Wildrose has said it didn’t know so much contact information had to be included, and pointed to a previous TV interview by former Alberta PC campaign strategist Stephen Carter, saying such calls don’t require identification. He declined comment.
The Alberta PCs did not use RackNine during the last provincial election and officials wouldn’t comment on the unidentified survey type robo-calls that Wildrose is complaining about.
“We have not had any contact with the CRTC so we don’t know whether there’s anything going on with regards to investigating us,” said PC Party president Jim McCormick. “We have a high level of confidence that we obeyed the rules as laid out.”
Conservative spokesperson Fred DeLorey declined comment.
Drew Westwater, a spokesman with Elections Alberta, said his office received more than 800 complaints about robo-calls during the 2012 provincial election.

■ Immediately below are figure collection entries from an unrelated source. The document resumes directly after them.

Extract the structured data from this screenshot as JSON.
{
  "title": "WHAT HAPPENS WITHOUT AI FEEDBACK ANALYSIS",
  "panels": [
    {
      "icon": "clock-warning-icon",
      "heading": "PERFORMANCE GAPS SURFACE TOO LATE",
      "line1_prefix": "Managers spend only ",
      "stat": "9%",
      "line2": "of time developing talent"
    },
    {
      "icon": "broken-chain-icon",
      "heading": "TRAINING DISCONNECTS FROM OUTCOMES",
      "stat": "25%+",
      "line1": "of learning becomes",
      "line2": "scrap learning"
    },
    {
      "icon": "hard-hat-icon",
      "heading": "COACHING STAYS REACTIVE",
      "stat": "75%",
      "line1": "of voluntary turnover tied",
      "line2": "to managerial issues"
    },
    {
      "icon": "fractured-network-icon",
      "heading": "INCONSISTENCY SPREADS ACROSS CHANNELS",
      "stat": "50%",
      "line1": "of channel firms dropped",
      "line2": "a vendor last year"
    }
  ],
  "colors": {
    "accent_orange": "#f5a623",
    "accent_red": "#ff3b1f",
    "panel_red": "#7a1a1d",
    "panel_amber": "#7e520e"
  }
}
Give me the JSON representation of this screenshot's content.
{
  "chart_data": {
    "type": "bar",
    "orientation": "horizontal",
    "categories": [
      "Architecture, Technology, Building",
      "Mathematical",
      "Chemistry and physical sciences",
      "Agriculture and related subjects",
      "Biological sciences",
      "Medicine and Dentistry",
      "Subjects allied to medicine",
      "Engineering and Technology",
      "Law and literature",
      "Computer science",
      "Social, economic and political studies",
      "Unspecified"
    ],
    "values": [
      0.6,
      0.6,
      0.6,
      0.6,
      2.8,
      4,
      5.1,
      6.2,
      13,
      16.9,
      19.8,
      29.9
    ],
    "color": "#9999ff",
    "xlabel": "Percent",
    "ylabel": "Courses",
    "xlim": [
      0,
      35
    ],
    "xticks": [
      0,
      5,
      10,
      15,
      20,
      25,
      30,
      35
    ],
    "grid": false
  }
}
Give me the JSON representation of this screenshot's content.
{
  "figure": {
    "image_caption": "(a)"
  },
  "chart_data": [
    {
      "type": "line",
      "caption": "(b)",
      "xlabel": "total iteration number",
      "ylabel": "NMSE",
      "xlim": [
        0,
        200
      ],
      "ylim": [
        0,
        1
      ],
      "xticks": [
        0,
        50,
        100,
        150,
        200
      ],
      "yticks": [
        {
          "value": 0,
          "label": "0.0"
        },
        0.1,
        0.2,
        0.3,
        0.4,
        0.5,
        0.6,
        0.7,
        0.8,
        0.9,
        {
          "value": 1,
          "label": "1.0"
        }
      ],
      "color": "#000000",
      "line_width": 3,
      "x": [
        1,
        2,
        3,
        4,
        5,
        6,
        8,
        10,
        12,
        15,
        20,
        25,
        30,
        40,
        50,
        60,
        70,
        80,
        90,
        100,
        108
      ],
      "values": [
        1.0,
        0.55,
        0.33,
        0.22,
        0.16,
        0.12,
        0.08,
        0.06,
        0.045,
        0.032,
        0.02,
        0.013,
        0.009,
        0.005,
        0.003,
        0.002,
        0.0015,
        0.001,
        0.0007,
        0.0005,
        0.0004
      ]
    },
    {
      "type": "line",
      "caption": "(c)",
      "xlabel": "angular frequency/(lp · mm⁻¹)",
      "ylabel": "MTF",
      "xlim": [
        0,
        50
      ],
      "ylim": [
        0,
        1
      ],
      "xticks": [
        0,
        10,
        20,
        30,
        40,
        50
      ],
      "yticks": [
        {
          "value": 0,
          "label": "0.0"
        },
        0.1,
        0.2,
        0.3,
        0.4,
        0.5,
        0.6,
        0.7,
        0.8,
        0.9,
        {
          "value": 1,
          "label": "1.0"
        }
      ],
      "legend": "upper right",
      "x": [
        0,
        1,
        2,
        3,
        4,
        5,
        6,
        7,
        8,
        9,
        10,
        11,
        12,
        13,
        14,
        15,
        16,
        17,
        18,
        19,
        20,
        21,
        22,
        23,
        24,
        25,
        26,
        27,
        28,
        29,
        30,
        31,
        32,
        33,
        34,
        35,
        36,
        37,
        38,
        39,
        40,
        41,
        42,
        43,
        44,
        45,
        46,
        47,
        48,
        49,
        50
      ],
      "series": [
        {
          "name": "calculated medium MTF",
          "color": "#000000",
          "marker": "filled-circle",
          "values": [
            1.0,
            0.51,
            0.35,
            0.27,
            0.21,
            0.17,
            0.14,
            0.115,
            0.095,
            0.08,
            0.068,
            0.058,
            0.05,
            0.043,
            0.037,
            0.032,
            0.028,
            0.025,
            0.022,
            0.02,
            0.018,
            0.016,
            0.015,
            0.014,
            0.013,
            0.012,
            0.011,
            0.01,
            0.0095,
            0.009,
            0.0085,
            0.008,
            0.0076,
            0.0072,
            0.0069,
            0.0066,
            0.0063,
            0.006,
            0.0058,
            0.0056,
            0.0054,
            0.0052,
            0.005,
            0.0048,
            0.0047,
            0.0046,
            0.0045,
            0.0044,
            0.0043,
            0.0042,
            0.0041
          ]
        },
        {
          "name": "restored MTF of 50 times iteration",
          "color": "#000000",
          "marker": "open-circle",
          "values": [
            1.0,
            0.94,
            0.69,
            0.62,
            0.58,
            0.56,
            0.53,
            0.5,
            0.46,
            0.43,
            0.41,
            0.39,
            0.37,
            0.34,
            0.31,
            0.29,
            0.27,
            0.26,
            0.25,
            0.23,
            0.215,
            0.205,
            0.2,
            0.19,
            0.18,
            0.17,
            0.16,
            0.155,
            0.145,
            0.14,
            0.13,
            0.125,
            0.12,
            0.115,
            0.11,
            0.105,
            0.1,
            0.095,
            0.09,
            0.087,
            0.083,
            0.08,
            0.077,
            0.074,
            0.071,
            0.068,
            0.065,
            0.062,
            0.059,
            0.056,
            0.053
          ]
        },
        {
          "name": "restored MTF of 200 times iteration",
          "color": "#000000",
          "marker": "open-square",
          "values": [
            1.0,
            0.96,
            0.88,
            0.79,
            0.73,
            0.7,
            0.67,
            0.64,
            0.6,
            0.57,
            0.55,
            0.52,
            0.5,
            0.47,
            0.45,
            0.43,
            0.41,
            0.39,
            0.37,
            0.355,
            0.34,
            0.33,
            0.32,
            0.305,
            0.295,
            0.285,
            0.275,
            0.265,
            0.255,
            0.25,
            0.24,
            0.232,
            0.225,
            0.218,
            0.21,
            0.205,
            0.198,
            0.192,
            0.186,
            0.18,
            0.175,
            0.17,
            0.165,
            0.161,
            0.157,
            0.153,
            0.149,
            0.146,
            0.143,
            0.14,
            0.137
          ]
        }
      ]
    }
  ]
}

Of the complaints, 15 to 20 per cent were about anonymous surveys, he said.
Elections Alberta passed them onto the CRTC along with all the other complaints. “This is the first time we’ve really run into this on a large scale like this and we really didn’t have a lot of authority in our act or legislation to deal with the calls related to surveys, which was a big bone of contention,” he said. It’s not clear what the CRTC did with those complaints.